The cross-chain bridge for the Binance Coin (BNB) on the Binance Smart Chain (BSC) was hacked. An attacker drained 2 million in BNB (566 million in USD). How did this happen? Let's follow the twitter thread!
While reviewing the transactions of the attacker account, they noticed a large amount of funds that went into Venus. While reviewing the transaction from the Binance Bridge, it was clear: the bridge had been convinced to send the attacker 1 million BNB. So, it appears that the bridge has a bug in it.
What reconnaissance can we do before checking the code of the project? The samczsun noticed that the height of the transaction was always the same and much smaller than expected. Additionally, the withdrawal proof was sustainability shorter.

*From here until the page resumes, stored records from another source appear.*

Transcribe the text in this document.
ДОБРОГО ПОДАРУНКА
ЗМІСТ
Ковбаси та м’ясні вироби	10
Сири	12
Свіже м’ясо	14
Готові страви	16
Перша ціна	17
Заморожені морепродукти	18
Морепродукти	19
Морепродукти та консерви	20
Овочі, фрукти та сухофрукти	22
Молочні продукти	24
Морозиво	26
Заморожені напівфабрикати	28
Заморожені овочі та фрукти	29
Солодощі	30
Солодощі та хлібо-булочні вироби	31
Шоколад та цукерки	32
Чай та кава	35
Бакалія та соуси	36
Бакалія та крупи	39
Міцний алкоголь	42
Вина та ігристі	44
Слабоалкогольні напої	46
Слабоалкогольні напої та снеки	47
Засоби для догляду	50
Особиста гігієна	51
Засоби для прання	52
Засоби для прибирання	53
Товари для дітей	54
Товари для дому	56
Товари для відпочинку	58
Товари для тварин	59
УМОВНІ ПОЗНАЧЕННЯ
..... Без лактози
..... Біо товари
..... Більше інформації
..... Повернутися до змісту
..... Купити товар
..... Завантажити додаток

It appears there is something wrong with how the proof is determining if a transaction is valid or not.
The Binance bridge was keeping track of the state using a self balancing tree algorithm called an AVL tree, with a twist of being immutable -
IAVL While doing the verification of the operations, there are two expected operations:
iavl:v and
multistore. To succeed, both operations need to succeed.
The verification process was busted. But how? The input of the multistore operation is the output for the iavl:v operation. The function COMPUTEHASH is used to go down every path and lead node to do the verification. Since a single bit change will change the way this works, it is not realistic to trick the hash function. In particular, if we want to forge a proof, the path and leaf pair will need to stay the same.
For the root node in the Merkle proof, the code needs to verify each node in the chain. However, there is a slight optimization bug. If there is a left node, the right node is NOT validated. As a result, we can place an arbitrary node into the tree WITHOUT it getting validated. This functionality is described in the The
PR to fix the vulnerability on Github.
Since we can add an arbitrary right node, all we have to do is add a leaf node to the right side with a blank inner node. By tweaking the leaf to exit early, we can still get a correct root hash despite altering the chain maliciously.
Wow, this was literally an issue with the core blockchain framework itself. When doing the cross-chain communication, the BSC keeps track of the state of the root hash of the other chain (Binance Chain). The bypass of the verification allowed for the creation of money that never existed.
Overall, a super interesting vulnerability that shouldn't have been possible. Things this big and impactful really should be tested thoroughly via dynamic testing and code review.